I got up, even though it hurt. Tom Mason pissed himself, and the sourness tickled my nostrils.

"Relax," I said as I took away the Colt. The weight was good and familiar. I missed strapping on the iron, but fashions change, and you can't exactly stroll through the gates at Paramount with a holster on your hip.

Tom Mason had clearly not gotten the memo.

"Who . . . what . . . ," he started.

"Lee Grey," I said. "Louie Montrose sent me."

"You . . . how . . ." His eyes were bloodshot and glassy. He was fighting the dope, trying to understand.

"It's a long story," I said. "Mind if I sit?" My chest hurt like hell.
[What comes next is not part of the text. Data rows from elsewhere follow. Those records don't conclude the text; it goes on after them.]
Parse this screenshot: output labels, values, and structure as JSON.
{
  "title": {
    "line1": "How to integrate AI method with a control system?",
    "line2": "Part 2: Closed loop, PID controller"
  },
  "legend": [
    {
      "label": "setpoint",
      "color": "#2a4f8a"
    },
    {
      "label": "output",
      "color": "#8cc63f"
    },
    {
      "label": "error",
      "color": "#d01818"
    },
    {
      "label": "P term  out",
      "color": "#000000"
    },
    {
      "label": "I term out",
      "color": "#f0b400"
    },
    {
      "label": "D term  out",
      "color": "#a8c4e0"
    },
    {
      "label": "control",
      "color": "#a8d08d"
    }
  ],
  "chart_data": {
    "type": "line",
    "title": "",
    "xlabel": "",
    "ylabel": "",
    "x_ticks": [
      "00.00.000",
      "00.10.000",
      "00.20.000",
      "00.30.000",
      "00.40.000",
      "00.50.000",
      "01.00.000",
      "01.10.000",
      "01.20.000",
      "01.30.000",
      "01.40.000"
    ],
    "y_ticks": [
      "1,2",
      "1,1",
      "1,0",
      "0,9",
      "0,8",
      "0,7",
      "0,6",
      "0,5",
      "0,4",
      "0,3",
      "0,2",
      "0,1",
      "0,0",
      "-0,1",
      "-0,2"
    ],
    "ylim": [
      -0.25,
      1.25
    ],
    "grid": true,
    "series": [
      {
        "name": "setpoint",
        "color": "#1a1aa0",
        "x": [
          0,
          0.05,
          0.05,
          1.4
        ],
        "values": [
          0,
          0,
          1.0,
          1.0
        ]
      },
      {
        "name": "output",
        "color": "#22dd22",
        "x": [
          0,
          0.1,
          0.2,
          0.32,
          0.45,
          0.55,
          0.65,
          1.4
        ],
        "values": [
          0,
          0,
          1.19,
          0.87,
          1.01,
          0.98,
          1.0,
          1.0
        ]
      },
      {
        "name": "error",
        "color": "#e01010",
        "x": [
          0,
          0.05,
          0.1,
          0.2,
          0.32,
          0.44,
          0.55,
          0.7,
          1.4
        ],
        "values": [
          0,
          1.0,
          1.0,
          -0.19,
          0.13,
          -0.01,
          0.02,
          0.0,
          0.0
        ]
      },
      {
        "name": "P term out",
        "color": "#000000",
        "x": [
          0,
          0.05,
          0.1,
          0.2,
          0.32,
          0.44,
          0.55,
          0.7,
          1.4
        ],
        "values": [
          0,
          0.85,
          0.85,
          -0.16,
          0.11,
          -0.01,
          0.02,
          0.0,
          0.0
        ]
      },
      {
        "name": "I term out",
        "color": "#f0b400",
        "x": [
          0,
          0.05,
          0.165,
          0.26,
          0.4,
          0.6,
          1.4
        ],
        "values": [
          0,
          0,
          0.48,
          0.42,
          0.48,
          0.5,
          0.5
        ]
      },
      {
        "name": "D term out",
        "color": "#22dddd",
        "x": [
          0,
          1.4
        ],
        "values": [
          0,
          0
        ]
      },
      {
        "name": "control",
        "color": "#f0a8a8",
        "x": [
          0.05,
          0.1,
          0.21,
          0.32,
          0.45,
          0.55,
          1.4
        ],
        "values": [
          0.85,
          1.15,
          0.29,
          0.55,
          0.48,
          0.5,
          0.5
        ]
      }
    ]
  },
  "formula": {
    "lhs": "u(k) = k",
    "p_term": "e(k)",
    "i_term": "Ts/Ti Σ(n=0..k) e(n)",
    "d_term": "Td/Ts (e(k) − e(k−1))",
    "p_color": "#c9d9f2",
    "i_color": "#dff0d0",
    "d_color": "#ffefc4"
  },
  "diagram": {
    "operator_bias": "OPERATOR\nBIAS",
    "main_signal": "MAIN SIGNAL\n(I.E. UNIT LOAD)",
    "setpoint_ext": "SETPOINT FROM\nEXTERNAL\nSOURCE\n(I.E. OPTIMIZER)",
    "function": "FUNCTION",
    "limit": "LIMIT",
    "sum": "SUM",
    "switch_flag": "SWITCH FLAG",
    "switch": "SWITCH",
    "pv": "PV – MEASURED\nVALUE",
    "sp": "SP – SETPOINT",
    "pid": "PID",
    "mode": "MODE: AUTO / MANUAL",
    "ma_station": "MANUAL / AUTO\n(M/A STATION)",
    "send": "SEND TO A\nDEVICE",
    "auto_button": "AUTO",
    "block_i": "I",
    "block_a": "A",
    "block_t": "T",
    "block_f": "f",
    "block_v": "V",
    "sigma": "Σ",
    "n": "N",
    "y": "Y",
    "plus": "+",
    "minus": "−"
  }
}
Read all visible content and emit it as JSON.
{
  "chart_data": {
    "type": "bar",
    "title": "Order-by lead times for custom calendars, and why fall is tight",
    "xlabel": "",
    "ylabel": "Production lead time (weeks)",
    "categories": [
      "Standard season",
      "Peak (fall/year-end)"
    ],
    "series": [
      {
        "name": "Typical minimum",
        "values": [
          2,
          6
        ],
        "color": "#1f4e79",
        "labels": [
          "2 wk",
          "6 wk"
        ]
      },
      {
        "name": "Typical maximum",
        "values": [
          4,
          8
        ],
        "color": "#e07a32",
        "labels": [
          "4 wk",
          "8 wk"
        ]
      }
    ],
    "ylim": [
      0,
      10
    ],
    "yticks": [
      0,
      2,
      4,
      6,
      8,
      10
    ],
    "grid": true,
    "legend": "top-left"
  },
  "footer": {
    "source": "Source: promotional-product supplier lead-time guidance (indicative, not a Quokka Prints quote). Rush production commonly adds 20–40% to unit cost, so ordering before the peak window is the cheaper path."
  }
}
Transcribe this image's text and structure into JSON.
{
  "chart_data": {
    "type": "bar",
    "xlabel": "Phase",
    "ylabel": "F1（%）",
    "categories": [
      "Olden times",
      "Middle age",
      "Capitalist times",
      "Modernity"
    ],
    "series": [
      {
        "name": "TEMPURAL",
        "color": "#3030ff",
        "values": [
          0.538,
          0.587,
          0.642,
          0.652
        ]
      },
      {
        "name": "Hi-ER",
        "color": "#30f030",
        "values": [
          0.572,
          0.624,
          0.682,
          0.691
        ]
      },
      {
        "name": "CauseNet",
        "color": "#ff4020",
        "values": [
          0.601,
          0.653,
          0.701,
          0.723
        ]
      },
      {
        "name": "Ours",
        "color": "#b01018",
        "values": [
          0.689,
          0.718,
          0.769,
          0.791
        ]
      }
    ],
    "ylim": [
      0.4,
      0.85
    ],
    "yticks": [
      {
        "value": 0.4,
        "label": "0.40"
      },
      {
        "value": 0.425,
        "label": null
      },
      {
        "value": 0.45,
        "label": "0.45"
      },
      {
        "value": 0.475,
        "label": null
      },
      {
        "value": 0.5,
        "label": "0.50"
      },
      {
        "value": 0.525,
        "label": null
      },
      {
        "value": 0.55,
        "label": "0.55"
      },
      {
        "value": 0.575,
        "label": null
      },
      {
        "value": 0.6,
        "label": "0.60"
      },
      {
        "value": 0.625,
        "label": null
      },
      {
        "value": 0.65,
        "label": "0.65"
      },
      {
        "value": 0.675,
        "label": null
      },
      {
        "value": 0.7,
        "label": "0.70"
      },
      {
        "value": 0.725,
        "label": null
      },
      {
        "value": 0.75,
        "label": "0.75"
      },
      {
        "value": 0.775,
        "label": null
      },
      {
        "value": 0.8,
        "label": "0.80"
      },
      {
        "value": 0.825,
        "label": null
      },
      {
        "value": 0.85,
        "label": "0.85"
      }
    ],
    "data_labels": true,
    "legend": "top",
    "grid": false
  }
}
It was going to take some time to knit that mess back together.

Tom Mason stumbled up, rattling the collection of bottles on his table until he found one that had an inch of liquid left. He drained it, never taking his eyes off me. "Few days ago, I would've said you were the devil himself."

"Not even close," I said. I could feel the slug sitting under my shoulder blade, a small dull flame that I'd have to cut out sooner or later. Now, though, I needed to find out what had Tom Mason so jumpy that he was unloading on anyone who walked up his steps.